Bringing Detroit Online: How New Social Network Tsu Could Help Close the Digital Gap
Last week on a visit to New York City, I met a polite, unassuming young man who has a plan that could bring down Facebook. His name is Sebastian Sobczak, and he’s the founder of Tsū, a new social network that shares 90% of ad revenues with its users. In only its first three months of life, it has grown to over three million members worldwide. And it’s growing fast.
Sebastian and I sat down in his SoHo office and spoke for over two hours, where I drilled him intensely about everything from his politics to Tsū’s business model. The basics of it are simple: users sign up to join Tsū through existing users, who get small referral fees for bringing their friends onto the network. Then, every user gets ad royalties when their original content brings other users to see ads that appear in the margins of their feeds. It’s common sense: what brings people to a social network are other people, and they should be compensated when companies make money advertising on that network. It’s a kind of worker ownership for the Facebook factory.
But how does Tsū make money to keep the network going? They are actually a payment-processing company, Evacuation Complete, so their money comes from their 10% cut of ad revenues, and eventually a 3% payment-processing fee on all transactions on the site. (Right now, nobody hooks up their banks or credit cards to the site and all transactions are in digital “dollars” that get transferred around on the site. When your royalty payments exceed $100, you can request a check that is mailed to you.)

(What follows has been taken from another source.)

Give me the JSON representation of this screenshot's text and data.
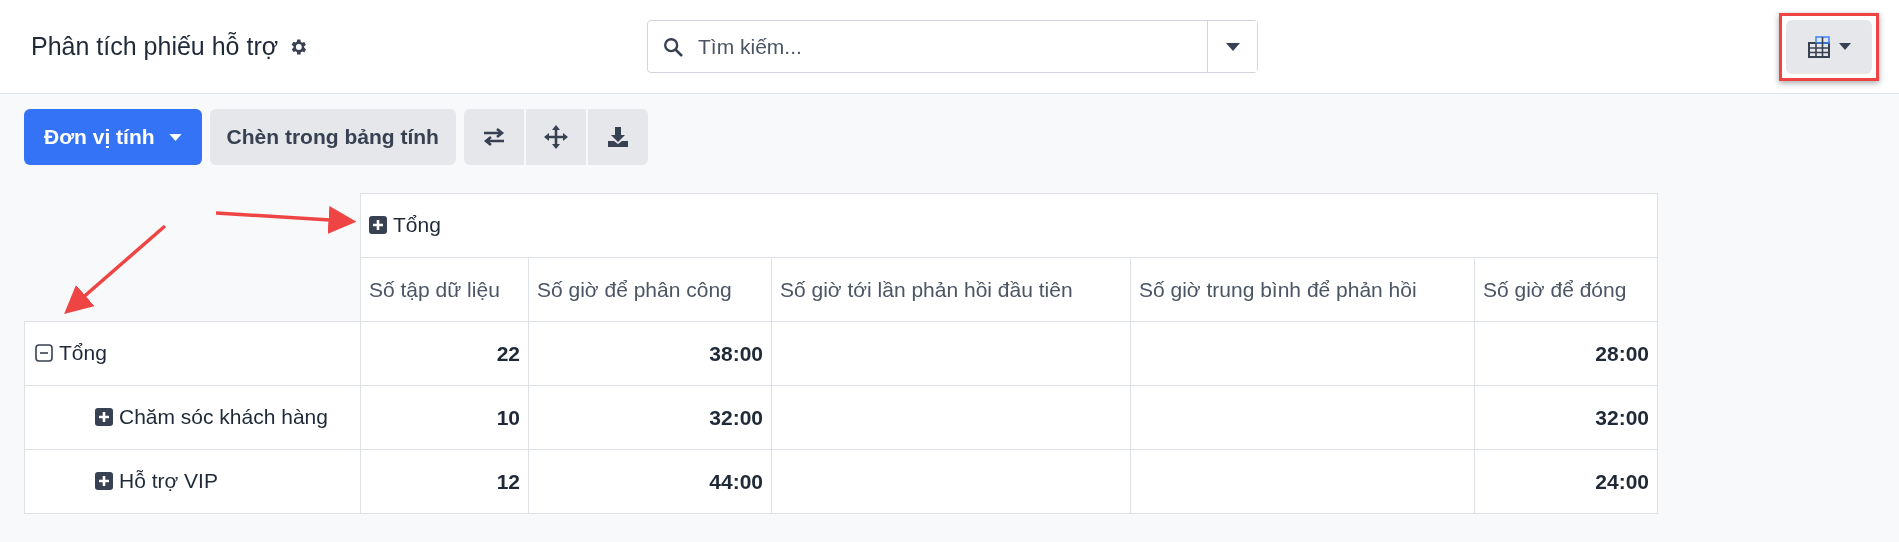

While social network ad revenue sharing is revolutionary in-and-of-itself – Facebook generated $5.1 billion in revenue in 2012 but still charges its users to share content beyond Facebook’s throttling limit – my ears perked when I heard from Sebastian what many Tsū users were doing with the money they earned using social media: donating it back to causes that had set up pages on the site. Charity Water, a non-profit that serves international water-scarce communities, has built 3 much-needed water wells in Ethiopia with the revenues and generations they’ve generated on Tsū alone. My mind immediately turned to Detroit, where disastrous shutoff policies have created first-world water scarcity. Could Tsū help Detroit get the water back on?
Here’s the thing: a full forty-percent of Detroiters lack Internet access at home, neither through a computer nor a smartphone. Even if they wanted to start making money from social media, they wouldn’t have the tools to do it. But what if Tsū itself could change that, by making Internet usage a net income rather than an expense for Detroiters? Like ad-sponsored free Internet in airports or train stations, Detroit could partner with Tsū to provide Wide-Area Network (WAN) Internet access to Detroiters subsidized by their social media browsing. Plus, the e-commerce generated by this expanded access would bring revenue to Tsū’s payment processing company as well as lower costs for Detroiters by opening them up to new markets that don’t price-gouge them.
It’s already happening. My organization, the Detroit Water Brigade, opened an account on Tsū last week and we’re already earning ad royalties and receiving donations. (Sign up at this link and you’ll be supporting us just by joining, plus we’ll shout you out!) Many of our international fans have joined the network and donated their ad revenues to us, and we use that money to deliver emergency water and winter essentials to Detroiters in need. We’re already dreaming of signing up families to stay connected with us through Tsū, where they can share their stories and seek out, or give, financial support through our growing network.
Could Tsū be the key to bringing equity and ownership to social media, and in doing so broaden the economic prosperity generated by our digital labor? I don’t know yet, but Detroit could be a good test run.